There's no denying Madonna is the mother of reinvention. The Michigan-born icon is one of the few people to have remained a mover and shaker on the pop scene over the course of her three-decade-long career. While the diva's propensity to shock has lessened, she still has the capacity to surprise the world.
Born on August 16, 1958, the third of eight children, Madonna Louise Veronica Ciccone lost her mother to breast cancer when she was just six years old. "I became an over-achiever to get approval from the world," she explained later.
She left the University of Michigan, where she was studying dance, after just three terms and hot-footed it to New York with $35 in her pocket. A regular on the club scene she worked at developing her vocal talents and soon signed a record deal. Success came in 1984 with Holiday and Like A Virgin. The latter's provocative video combined with the growing influence of MTV meant she was soon a global player in the pop world.
For almost a decade Madonna set out to provoke, leading the Vatican to describe her Blonde Ambition tour as "one of the most satanic shows in the history of humanity". A series of bad film choices, including the risible Body Of Evidence, foiled her efforts to make it in the movie world.
Following the luke warm reception of her 1992 book Sex - featuring the singer and a raft of other celebrities in the buff - the singer lowered her profile. She returned in triumph, however, with her Golden Globe-winning performance as Eva Peron in the film version of Evita.
During filming in Argentina Madonna discovered she was pregnant by her boyfriend, personal trainer Carlos Leon. Their daughter Lourdes was born in October 1996, inspiring the Grammy award-winning album Ray Of Light.
The singer had married actor Sean Penn in 1985, but the two divorced four years later. Madonna had always said she would never marry again but that was before she met British film director Guy Ritchie. "My head spun round on my body," she said of their first meeting.
After the couple's son Rocco was born in August 2000 the two tied the knot four months later in Scotland's Skibo Castle. Their union wasn't to last, however. After eight years of madonna and director husband announced they were separating. The couple's divorce was finalised by a high court judge in London in November 2008 - one month after news of their split.
While Madonna's 2002 outing in Guy's third film Swept Away garnered less than favourable reviews, her first children's book broke publishing records.
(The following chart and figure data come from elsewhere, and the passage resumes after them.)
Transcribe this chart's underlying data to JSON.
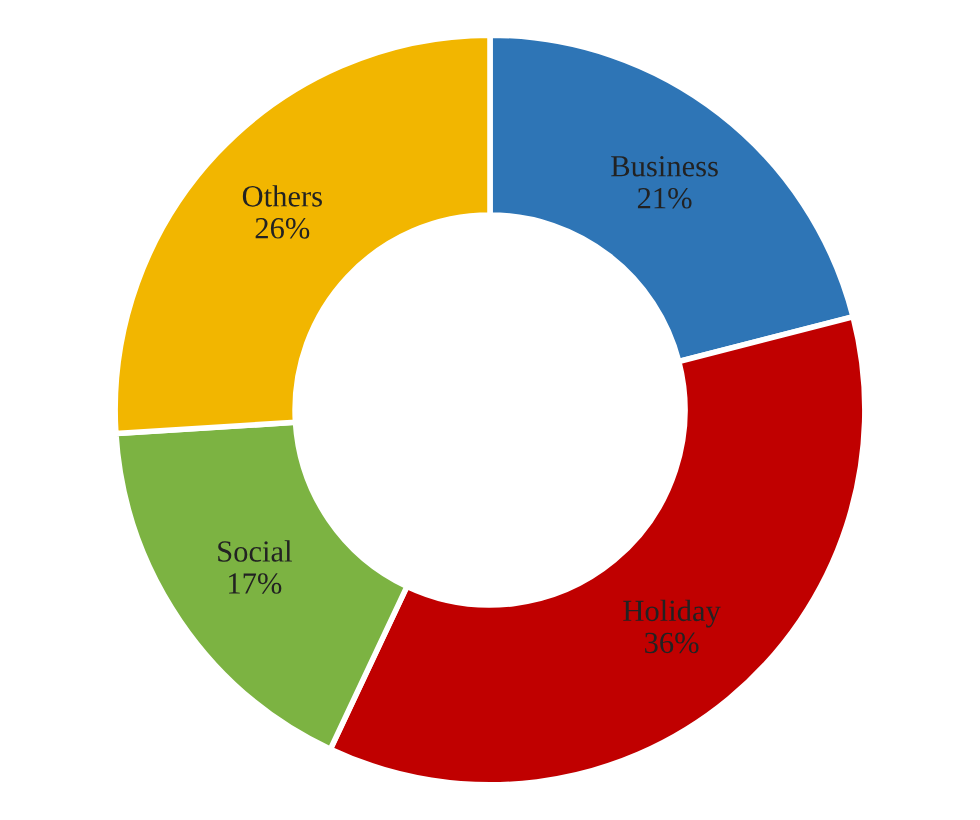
{
  "chart_data": {
    "type": "donut",
    "categories": [
      "Business",
      "Holiday",
      "Social",
      "Others"
    ],
    "values": [
      21,
      36,
      17,
      26
    ],
    "value_labels": [
      "21%",
      "36%",
      "17%",
      "26%"
    ],
    "colors": [
      "#2e75b6",
      "#c00000",
      "#7cb342",
      "#f2b600"
    ]
  }
}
Entitled The English Roses and based on the Jewish teachings of the Kaballah it was translated into 30 languages and released in 100 countries when published in 2003.
Music aside, Madonna's religious convictions continued to dominate the headlines. First she changed her name to Esther, then she announced her support to the tune of £12 million - of a school to enlighten youngsters about Kabbalah teachings.
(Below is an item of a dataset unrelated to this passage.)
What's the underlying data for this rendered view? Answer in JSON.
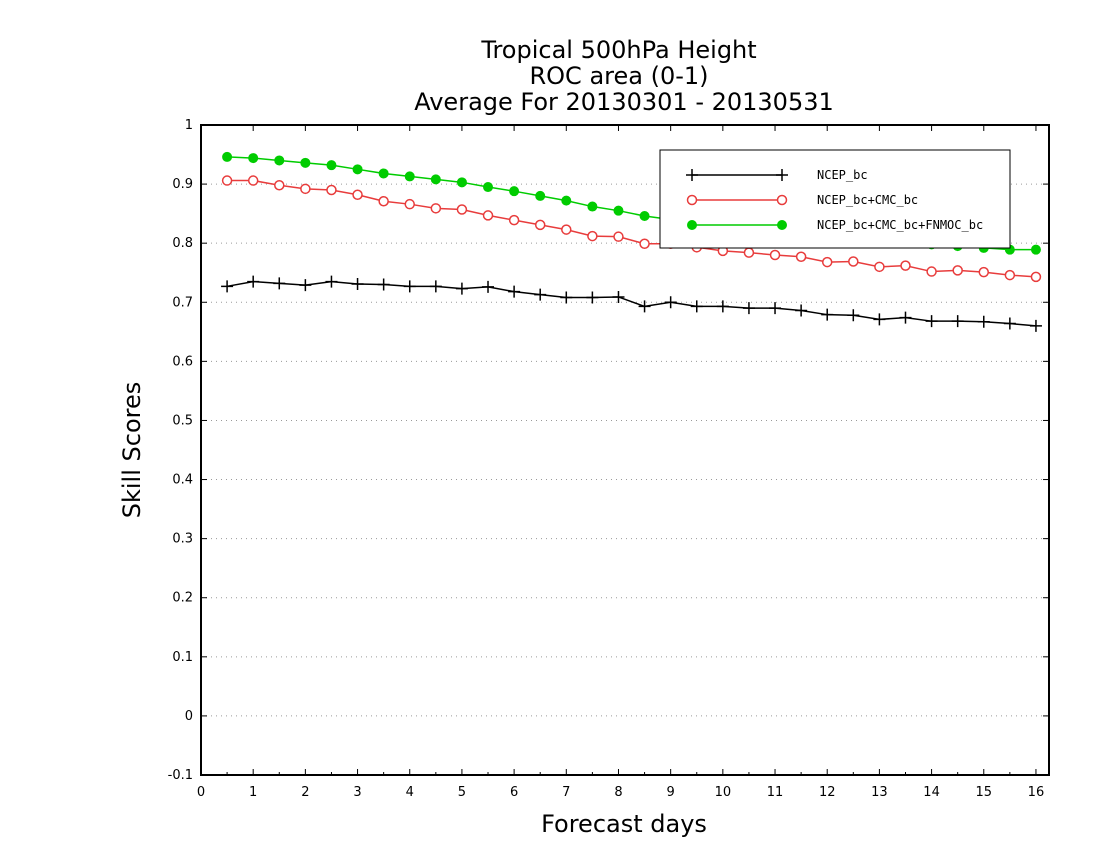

And 2004 closed on a high, with her being inducted into the UK Music Hall of Fame alongside such musical luminaries as The Beatles, The Rolling Stones, Queen, Michael Jackson and Elvis.
The mother-of-reinvention went on to tackle yet more horizons, dabbling in clothes design for High Street store H&M. Music was still her priority, however, and she followed up her Confessions On A Dancefloor - the third best-selling album of 2006 with Hard Candy in 2008.
Madonna's adoption of a baby boy, David Banda, from Malawi also captured the public imagination in 2006. Having fallen in love with the 18-month-old, she arranged for him to be brought to London amid enormous media interest. With the child's father still alive, however, she came in for criticism.
In 2007, on a trip back to David's homeland, Madonna set eyes on three-year-old orphan Mercy James and instantly felt a special connection with the youngster. She began the process of adopting the child, and was finally able to welcome her into her family in June 2009, after winning an appeal against an earlier court decision that she could not adopt.